Widening the Aperture

Jun 03, 2015

BY LISA BRINK – DIRECTOR, CUSTOMER STRATEGY AND INSIGHTS

Remember this image from the post, “The Funnel to Nowhere” a few weeks ago by Brooke Niemiec, VP of Marketing Strategy?

Widening the Aperture_FIG1

Brooke’s point was that you can’t make a customer’s purchase path linear — they’re too complex. Similarly, you can’t just stick customers in a funnel, measure them, and call them loyal when they reach the end. You also wouldn’t send those loyal customers back to the top of the funnel again, as if you didn’t know who they were. Loyalty is earned through understanding what your customers need and want each time they engage with your brand.

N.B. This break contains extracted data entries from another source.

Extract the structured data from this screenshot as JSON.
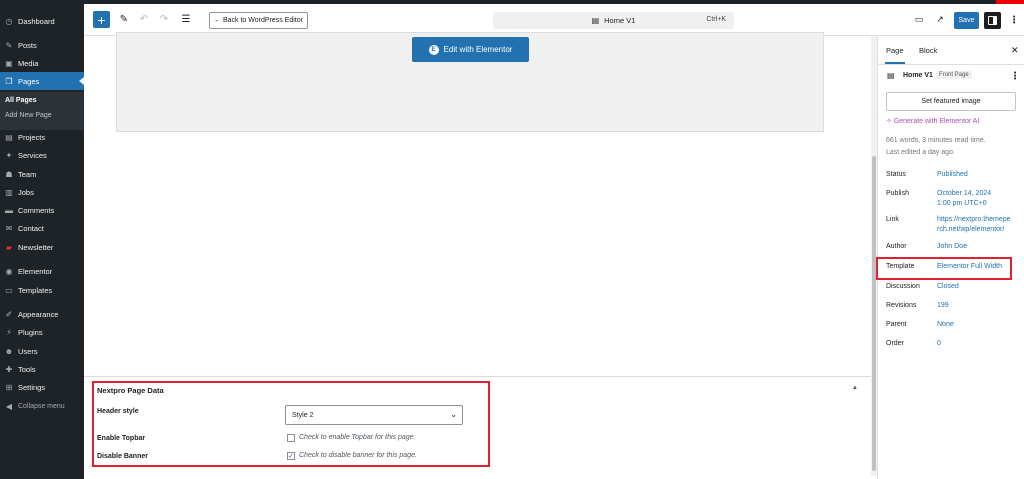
{
  "sidebar": {
    "items": [
      {
        "label": "Dashboard",
        "icon": "dashboard-icon",
        "glyph": "◷"
      },
      {
        "label": "Posts",
        "icon": "pin-icon",
        "glyph": "✎"
      },
      {
        "label": "Media",
        "icon": "media-icon",
        "glyph": "▣"
      },
      {
        "label": "Pages",
        "icon": "pages-icon",
        "glyph": "❐"
      },
      {
        "label": "Projects",
        "icon": "projects-icon",
        "glyph": "▤"
      },
      {
        "label": "Services",
        "icon": "services-icon",
        "glyph": "✦"
      },
      {
        "label": "Team",
        "icon": "team-icon",
        "glyph": "☗"
      },
      {
        "label": "Jobs",
        "icon": "jobs-icon",
        "glyph": "▥"
      },
      {
        "label": "Comments",
        "icon": "comments-icon",
        "glyph": "▬"
      },
      {
        "label": "Contact",
        "icon": "mail-icon",
        "glyph": "✉"
      },
      {
        "label": "Newsletter",
        "icon": "newsletter-icon",
        "glyph": "▰"
      },
      {
        "label": "Elementor",
        "icon": "elementor-icon",
        "glyph": "◉"
      },
      {
        "label": "Templates",
        "icon": "folder-icon",
        "glyph": "▭"
      },
      {
        "label": "Appearance",
        "icon": "brush-icon",
        "glyph": "✐"
      },
      {
        "label": "Plugins",
        "icon": "plug-icon",
        "glyph": "⚡"
      },
      {
        "label": "Users",
        "icon": "user-icon",
        "glyph": "☻"
      },
      {
        "label": "Tools",
        "icon": "wrench-icon",
        "glyph": "✚"
      },
      {
        "label": "Settings",
        "icon": "settings-icon",
        "glyph": "⊞"
      }
    ],
    "submenu": {
      "all_pages": "All Pages",
      "add_new": "Add New Page"
    },
    "collapse": "Collapse menu"
  },
  "toolbar": {
    "back_label": "← Back to WordPress Editor",
    "doc_title": "Home V1",
    "shortcut": "Ctrl+K",
    "save_label": "Save"
  },
  "canvas": {
    "elementor_button": "Edit with Elementor",
    "elementor_glyph": "E"
  },
  "meta_box": {
    "title": "Nextpro Page Data",
    "header_style_label": "Header style",
    "header_style_value": "Style 2",
    "topbar_label": "Enable Topbar",
    "topbar_desc": "Check to enable Topbar for this page.",
    "topbar_checked": false,
    "banner_label": "Disable Banner",
    "banner_desc": "Check to disable banner for this page.",
    "banner_checked": true
  },
  "panel": {
    "tab_page": "Page",
    "tab_block": "Block",
    "page_title": "Home V1",
    "page_badge": "Front Page",
    "featured_image": "Set featured image",
    "ai_link": "Generate with Elementor AI",
    "stats": "661 words, 3 minutes read time.",
    "last_edited": "Last edited a day ago.",
    "rows": {
      "status": {
        "label": "Status",
        "value": "Published"
      },
      "publish": {
        "label": "Publish",
        "value1": "October 14, 2024",
        "value2": "1:00 pm UTC+0"
      },
      "link": {
        "label": "Link",
        "value1": "https://nextpro.themepe",
        "value2": "rch.net/wp/elementor/"
      },
      "author": {
        "label": "Author",
        "value": "John Doe"
      },
      "template": {
        "label": "Template",
        "value": "Elementor Full Width"
      },
      "discussion": {
        "label": "Discussion",
        "value": "Closed"
      },
      "revisions": {
        "label": "Revisions",
        "value": "199"
      },
      "parent": {
        "label": "Parent",
        "value": "None"
      },
      "order": {
        "label": "Order",
        "value": "0"
      }
    }
  },
  "colors": {
    "accent": "#2271b1",
    "highlight": "#e0212e",
    "admin_bg": "#1d2327"
  }
}
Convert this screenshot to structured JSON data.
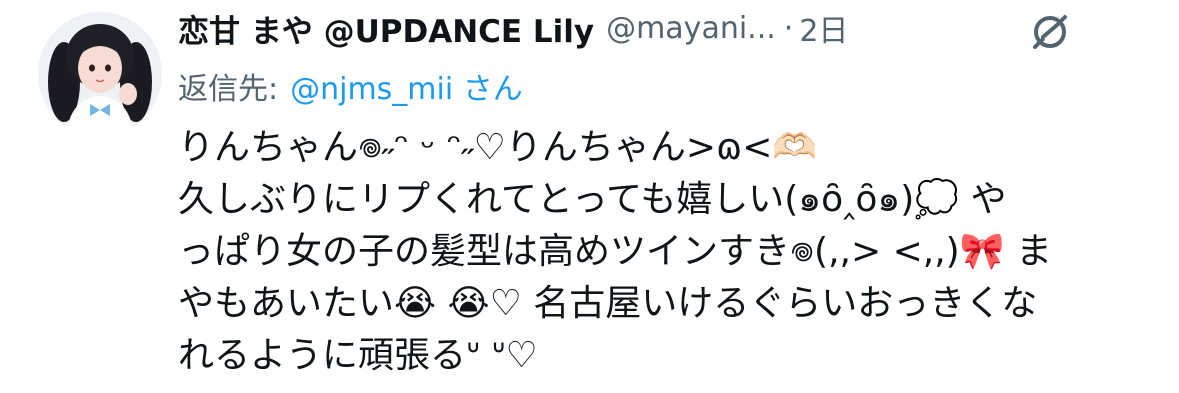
{
  "author": {
    "display_name": "恋甘 まや @UPDANCE Lily",
    "handle": "@mayani...",
    "separator": "·",
    "timestamp": "2日"
  },
  "reply": {
    "prefix": "返信先:",
    "target": "@njms_mii さん"
  },
  "body_lines": [
    "りんちゃん𖦹˶ᵔ ᵕ ᵔ˶♡りんちゃん>ɷ<🫶🏻",
    "久しぶりにリプくれてとっても嬉しい(๑ȏ‸ȏ๑)💭 や",
    "っぱり女の子の髪型は高めツインすき𖦹(,,> <,,)🎀 ま",
    "やもあいたい😭 😭♡ 名古屋いけるぐらいおっきくな",
    "れるように頑張るᐡ ᐡ♡"
  ],
  "icons": {
    "grok": "grok-slash-icon",
    "avatar": "avatar-image"
  },
  "colors": {
    "text_primary": "#0f1419",
    "text_secondary": "#536471",
    "link": "#1d9bf0"
  }
}
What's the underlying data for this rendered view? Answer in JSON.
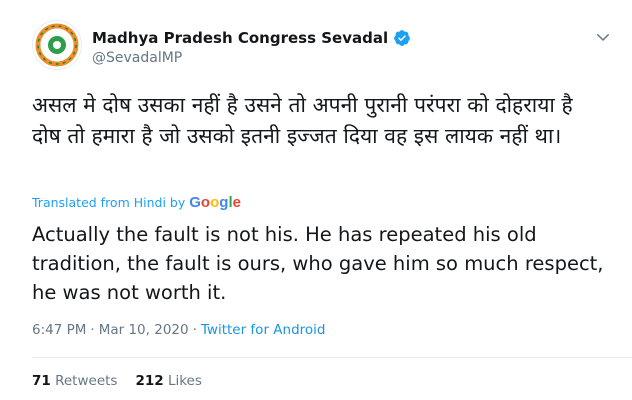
{
  "user": {
    "display_name": "Madhya Pradesh Congress Sevadal",
    "handle": "@SevadalMP"
  },
  "tweet": {
    "text_hindi": "असल मे दोष उसका नहीं है उसने तो अपनी पुरानी परंपरा को दोहराया है दोष तो हमारा है  जो उसको इतनी इज्जत दिया वह इस लायक नहीं था।",
    "translated_from": "Translated from Hindi by",
    "translator": "Google",
    "translation": "Actually the fault is not his. He has repeated his old tradition, the fault is ours, who gave him so much respect, he was not worth it."
  },
  "meta": {
    "time": "6:47 PM",
    "sep1": "·",
    "date": "Mar 10, 2020",
    "sep2": "·",
    "source": "Twitter for Android"
  },
  "stats": {
    "retweets_count": "71",
    "retweets_label": "Retweets",
    "likes_count": "212",
    "likes_label": "Likes"
  },
  "colors": {
    "link": "#1da1f2",
    "muted": "#657786",
    "text": "#14171a",
    "verified": "#1da1f2"
  },
  "icons": {
    "verified": "verified-badge-icon",
    "caret": "chevron-down-icon"
  }
}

That understanding comes through a spectrum of insights. Your customers are not one-dimensional—they sometimes make decisions rationally and other times emotionally and impulsively. Adding to the complexity, most people are in a constant state of acquiring information, processing it, synthesizing, and storing it for future recall, consciously or unconsciously. Their thoughts are being shaped and re-shaped continually. If your customers are in a constant state of change, shouldn’t we be too?

Widening the Aperture_FIG2

The greater your appetite is for those insights, and the wider your aperture is for capturing them, the more likely you’ll uncover a deeper understanding of your customers. And then what, you ask? You strike up more relevant conversations with them and deliver meaningful experiences based on who they are and what their needs are.

Widening the Aperture_FIG3

To be clear, the image of your customers is fuzzy at first. You use different lenses, or tools, to capture multiple points of data about your customer at any given time. A single source of insight will not buy you much in the way of a differentiating insight. You have to be dynamic in capturing information.

Dynamic information capture may start with one source, such as transactional data, but that’s just the beginning—the foundation of segmenting your customers based on what they are doing with your brand and when. You continue to build with attitudinal insights that tell you how they feel about the category and your brand, market studies that give you share of wallet, social insights that shed light on their interests, and lifestyle and ethnography that give you a sense for their values and beliefs.

Then something magical happens. A picture of your customers emerges as you weave those insights together and build out that collage. Looking at one data point can be powerful, but looking across many is illuminating.

Wouldn’t you want to look at your customers that way?